Когда она открыла глаза, в ветровое стекло упирались заиндевевшие колючие ветки, а сквозь них сосульками торчал свет. Скулила собака. Руки Мэлори, затянутые в перчатки, по-прежнему сжимали руль, щеки вдавило в шерсть. Шею пронзило резкой болью. Господи, подумала она. О господи. Снаружи на изгородь вспорхнула малиновка, так близко, что Мэлори различила ее черные глазки-бусинки и перышки на красной грудке. Фрэнни? Она обернулась, представляя себе кровь, – только Фрэнни на месте не было. Но снизу доносилось скуление Ларри, а потом она услышала:
– Мам?..
Приподнявшись на сиденье, она развернулась, наклонилась, и – вот они, ее дочь и собака, распластались на полу.
– Цела? Встать можешь?
Из сумрака за передними сиденьями на нее уставились белки глаз Фрэнни. Она обо всем расскажет Тони; Мэлори снова захотелось заорать.
Она медленно задышала носом и протянула руку, чтобы дотронуться до Фрэнни, которая забилась глубже под сиденье. Ларри принялся лаять.
– Все хорошо, все хорошо. Подними его, Фрэнни.
– Он тяжелый, – ответила та, но сделала, как велели, и Мэлори чуть не заплакала от облегчения.
Веки у Фрэнни покраснели, из носа подтекало. Восемь лет, постоянно простужена. Мэлори улыбнулась дочери, но Фрэнни уставилась на нее с непроницаемым лицом.
Мэлори попыталась дать задний ход. Передние колеса закрутились, но машина не двинулась. Перебравшись через рычаг передачи, Мэлори открыла пассажирскую дверь и почти вывалилась на землю. На дороге было тихо, никого, просто бешеное солнце горело над изгородью и наваливалось сверху огромное бледно-голубое небо. Крышка капота спереди оказалась сильно помята, словно в нее врезалось тяжелое животное. Но никого не было видно, ни следа. Убрав с лица выбившуюся прядь, Мэлори осмотрела переднее колесо, заглянула под машину. Она ведь точно что-то сбила – насмерть? Но что бы это ни было, оно исчезло. Что это вообще могло быть?
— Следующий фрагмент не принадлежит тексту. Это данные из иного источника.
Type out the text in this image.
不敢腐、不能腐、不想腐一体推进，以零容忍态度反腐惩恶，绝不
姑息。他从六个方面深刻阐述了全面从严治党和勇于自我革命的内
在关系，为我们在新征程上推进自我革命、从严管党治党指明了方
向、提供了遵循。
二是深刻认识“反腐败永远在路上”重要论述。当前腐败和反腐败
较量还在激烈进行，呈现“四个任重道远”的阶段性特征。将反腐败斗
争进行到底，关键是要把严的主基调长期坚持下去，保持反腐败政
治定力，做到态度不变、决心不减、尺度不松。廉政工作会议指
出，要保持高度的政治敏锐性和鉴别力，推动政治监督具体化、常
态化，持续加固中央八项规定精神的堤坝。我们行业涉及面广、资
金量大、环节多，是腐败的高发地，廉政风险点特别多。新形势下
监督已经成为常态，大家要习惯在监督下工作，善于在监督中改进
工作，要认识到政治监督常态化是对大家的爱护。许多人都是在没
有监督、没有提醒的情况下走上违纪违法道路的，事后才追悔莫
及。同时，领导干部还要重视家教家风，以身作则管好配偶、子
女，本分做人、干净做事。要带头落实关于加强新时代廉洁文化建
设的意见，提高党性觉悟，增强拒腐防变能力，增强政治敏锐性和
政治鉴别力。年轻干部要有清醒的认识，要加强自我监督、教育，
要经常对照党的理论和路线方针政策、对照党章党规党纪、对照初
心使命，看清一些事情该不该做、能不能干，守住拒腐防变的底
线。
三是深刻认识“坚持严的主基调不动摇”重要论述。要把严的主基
Порывшись в памяти, Мэлори решила, что видела черное животное – не птицу, – слишком крупное для кошки и слишком темное для зайца.
– Что это такое?
Фрэнни как-то удалось выбраться наружу. Мэлори съехала по боку машины и привалилась к нему, чувствуя сквозь юбку уже твердую от приближающихся ночных заморозков землю.
– Не знаю, – сказала она.
Может быть, если притвориться, что ничего этого нет, оно исчезнет. Так несправедливо, все это несправедливо: ссора с Тони; его роман; жуткая машина, которую он ей купил; чертова собака, которую он подарил Фрэнни вместо братика, сестрички или друзей; молчание Фрэнни всю дорогу от Лондона. Холод. Пустота в голове. И хуже всего – то, что она привезла их не куда-нибудь, а именно сюда. Сюда, неподалеку от того места, где она выросла и где похоронены ее родители. Но в квартире полно вещей Тони. Это его квартира, и она не может больше там оставаться. А в дом – в этот дом – можно уехать.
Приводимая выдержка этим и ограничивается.